Удивление у Дианы вызывала Фикри. Вначале американка думала, что Фикри говорит только по-турецки. Однако оказалось, что она все-таки владеет ломаным французским, а ее прежнее молчание объяснялось скорее ее робостью, чем языковыми проблемами. Диана также предполагала, что турчанка будет испытывать к ней неприязнь или даже ненависть за то, что она, Диана, стала делить ложе с Кемалем. Но и это было не так. По возвращении Дианы на виллу Чанкайя за два дня до начала наступления Кемаля Фикри впервые заговорила с американкой по-французски, и скоро стало ясно, что «загадочная» женщина, каковой ее считала Диана, стала раскрываться перед ней как добрая подруга. Поначалу это сбивало Диану с толку, так как она чувствовала, что Фикри питает к Кемалю такую же страсть, как и она сама. Но со временем к ней стало приходить понимание: Фикри воспринимала флирт Кемаля с Дианой как нечто совершенно нормальное. Кемаль сдернул с турчанок чадру и попытался улучшить их положение, но традиции института гаремов все еще оставались в сознании многих турчанок. Диана решила, что Фикри просто считает себя и ее наложницами Кемаля. Эта мысль ее весьма позабавила.
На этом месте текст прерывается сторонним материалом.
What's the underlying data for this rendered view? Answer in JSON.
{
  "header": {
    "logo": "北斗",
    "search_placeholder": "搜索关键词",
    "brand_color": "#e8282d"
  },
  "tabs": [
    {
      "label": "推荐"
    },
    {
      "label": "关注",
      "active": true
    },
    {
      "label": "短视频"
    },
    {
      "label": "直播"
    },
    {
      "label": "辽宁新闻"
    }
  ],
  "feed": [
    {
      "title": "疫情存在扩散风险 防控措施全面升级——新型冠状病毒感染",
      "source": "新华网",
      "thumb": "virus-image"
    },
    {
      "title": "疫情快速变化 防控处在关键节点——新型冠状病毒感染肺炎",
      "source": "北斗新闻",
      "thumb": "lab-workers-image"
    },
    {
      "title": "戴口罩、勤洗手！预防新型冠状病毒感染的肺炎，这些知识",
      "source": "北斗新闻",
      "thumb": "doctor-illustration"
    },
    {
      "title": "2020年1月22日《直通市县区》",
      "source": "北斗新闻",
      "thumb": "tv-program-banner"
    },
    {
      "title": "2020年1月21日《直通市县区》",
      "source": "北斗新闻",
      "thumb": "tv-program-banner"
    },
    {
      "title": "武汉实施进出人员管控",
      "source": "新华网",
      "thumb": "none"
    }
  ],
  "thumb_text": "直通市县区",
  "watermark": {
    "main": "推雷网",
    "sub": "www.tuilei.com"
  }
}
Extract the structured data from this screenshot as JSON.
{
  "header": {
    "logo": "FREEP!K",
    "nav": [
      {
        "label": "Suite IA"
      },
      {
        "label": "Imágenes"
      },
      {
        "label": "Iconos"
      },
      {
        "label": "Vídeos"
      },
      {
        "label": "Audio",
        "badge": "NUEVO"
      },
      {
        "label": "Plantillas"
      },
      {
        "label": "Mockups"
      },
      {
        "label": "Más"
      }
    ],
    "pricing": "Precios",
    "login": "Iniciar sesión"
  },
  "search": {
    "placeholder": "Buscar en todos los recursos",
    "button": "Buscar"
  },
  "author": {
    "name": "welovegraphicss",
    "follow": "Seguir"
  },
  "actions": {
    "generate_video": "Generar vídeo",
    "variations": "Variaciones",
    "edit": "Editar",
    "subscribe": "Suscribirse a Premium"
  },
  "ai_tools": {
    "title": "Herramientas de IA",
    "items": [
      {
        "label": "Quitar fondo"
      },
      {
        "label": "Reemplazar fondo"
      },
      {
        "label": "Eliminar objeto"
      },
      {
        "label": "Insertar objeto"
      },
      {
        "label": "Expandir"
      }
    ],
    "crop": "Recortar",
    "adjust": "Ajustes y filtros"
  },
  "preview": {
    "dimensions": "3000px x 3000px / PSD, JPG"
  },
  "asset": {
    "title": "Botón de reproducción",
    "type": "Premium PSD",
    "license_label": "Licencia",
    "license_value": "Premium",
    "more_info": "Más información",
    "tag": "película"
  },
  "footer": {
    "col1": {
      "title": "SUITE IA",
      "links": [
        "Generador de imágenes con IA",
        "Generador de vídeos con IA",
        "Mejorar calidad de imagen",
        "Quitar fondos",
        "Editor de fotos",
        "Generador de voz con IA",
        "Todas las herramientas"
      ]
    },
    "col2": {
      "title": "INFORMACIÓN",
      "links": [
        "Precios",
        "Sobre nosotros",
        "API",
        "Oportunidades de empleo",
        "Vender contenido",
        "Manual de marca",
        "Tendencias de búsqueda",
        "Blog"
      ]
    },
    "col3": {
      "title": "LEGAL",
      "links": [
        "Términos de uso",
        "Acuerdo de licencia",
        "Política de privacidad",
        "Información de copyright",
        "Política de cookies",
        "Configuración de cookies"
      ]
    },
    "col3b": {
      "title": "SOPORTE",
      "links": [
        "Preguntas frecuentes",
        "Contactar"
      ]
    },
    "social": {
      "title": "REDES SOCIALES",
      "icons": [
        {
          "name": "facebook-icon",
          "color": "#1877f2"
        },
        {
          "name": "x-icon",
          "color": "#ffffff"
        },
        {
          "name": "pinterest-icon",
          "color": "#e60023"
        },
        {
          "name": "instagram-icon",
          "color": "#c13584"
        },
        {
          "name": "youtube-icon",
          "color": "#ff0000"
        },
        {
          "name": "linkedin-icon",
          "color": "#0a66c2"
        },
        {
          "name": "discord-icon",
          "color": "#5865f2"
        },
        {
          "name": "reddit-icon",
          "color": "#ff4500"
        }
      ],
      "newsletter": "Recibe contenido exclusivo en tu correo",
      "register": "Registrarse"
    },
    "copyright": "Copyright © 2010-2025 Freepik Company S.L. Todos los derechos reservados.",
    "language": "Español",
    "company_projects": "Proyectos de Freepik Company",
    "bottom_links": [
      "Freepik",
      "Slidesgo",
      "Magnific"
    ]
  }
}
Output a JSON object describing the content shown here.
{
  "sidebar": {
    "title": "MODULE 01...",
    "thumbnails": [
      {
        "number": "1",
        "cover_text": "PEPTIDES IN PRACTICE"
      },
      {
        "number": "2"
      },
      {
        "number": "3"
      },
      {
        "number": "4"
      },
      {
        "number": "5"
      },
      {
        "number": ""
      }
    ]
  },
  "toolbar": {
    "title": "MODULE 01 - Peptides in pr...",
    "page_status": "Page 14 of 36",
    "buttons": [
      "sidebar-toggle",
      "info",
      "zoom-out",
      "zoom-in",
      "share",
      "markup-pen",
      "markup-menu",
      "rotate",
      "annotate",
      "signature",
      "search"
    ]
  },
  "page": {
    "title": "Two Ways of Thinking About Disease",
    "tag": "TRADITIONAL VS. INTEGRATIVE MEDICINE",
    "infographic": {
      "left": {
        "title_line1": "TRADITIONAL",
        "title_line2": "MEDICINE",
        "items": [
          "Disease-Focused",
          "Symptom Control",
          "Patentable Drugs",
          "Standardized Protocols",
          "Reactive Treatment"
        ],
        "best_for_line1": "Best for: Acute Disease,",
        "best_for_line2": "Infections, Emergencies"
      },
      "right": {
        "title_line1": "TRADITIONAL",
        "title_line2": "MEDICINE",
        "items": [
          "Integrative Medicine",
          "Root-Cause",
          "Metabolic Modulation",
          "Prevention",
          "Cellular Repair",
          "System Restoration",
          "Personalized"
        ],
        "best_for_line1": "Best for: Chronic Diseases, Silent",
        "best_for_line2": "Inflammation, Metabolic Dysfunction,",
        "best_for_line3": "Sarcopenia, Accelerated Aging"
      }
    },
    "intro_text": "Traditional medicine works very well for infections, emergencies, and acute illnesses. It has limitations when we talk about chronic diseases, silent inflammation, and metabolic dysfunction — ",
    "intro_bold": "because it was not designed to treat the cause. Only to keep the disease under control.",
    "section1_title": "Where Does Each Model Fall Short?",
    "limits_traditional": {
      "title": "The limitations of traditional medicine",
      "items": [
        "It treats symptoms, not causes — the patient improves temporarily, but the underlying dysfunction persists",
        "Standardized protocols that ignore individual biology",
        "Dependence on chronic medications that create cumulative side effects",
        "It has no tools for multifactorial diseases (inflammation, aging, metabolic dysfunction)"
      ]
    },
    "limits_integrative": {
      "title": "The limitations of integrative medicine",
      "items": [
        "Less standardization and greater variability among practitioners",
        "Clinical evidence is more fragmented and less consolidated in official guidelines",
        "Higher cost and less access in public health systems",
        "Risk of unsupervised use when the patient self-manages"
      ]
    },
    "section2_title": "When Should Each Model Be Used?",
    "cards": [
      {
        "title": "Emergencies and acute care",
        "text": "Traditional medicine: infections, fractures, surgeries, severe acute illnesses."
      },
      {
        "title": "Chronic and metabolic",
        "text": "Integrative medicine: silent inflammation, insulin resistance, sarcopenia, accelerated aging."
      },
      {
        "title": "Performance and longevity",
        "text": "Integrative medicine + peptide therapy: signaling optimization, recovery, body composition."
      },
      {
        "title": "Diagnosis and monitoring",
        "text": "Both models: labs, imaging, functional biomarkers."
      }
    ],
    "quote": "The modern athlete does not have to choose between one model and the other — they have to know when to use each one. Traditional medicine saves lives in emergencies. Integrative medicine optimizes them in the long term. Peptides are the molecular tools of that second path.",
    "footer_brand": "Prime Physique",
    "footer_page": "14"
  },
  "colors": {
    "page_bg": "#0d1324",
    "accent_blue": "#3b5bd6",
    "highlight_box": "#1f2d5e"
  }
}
Они жили кочевой жизнью. На каждую ночь полковник Ариф подыскивал крестьянский домик или господскую виллу для гази и его свиты. Диана привыкла спать на соломенных матрасах, а однажды делила ночлег на сеновале с двумя коровами и летучей мышью. Водопроводной системы, как правило, не было, и Диане приходилось довольствоваться родниками и ручьями. Но какими бы примитивными ни были условия жизни, она не жаловалась. Быть рядом с гази — о другом Диане и не думала.
Каждый день Кемаль проводил в седле и нечеловечески уставал, однако внутренние энергетические резервы помогали ему идти с войсками дальше. Словно он чувствовал, что переживает лучшую пору своей жизни. В течение всей первой недели кампании он едва ли перекинулся парой слов с Фикри и Дианой. За столом он по необходимости говорил только на военные темы. Однако на восьмой вечер, когда до Смирны было уже рукой подать, после ужина он прогнал от себя всех, кроме Дианы.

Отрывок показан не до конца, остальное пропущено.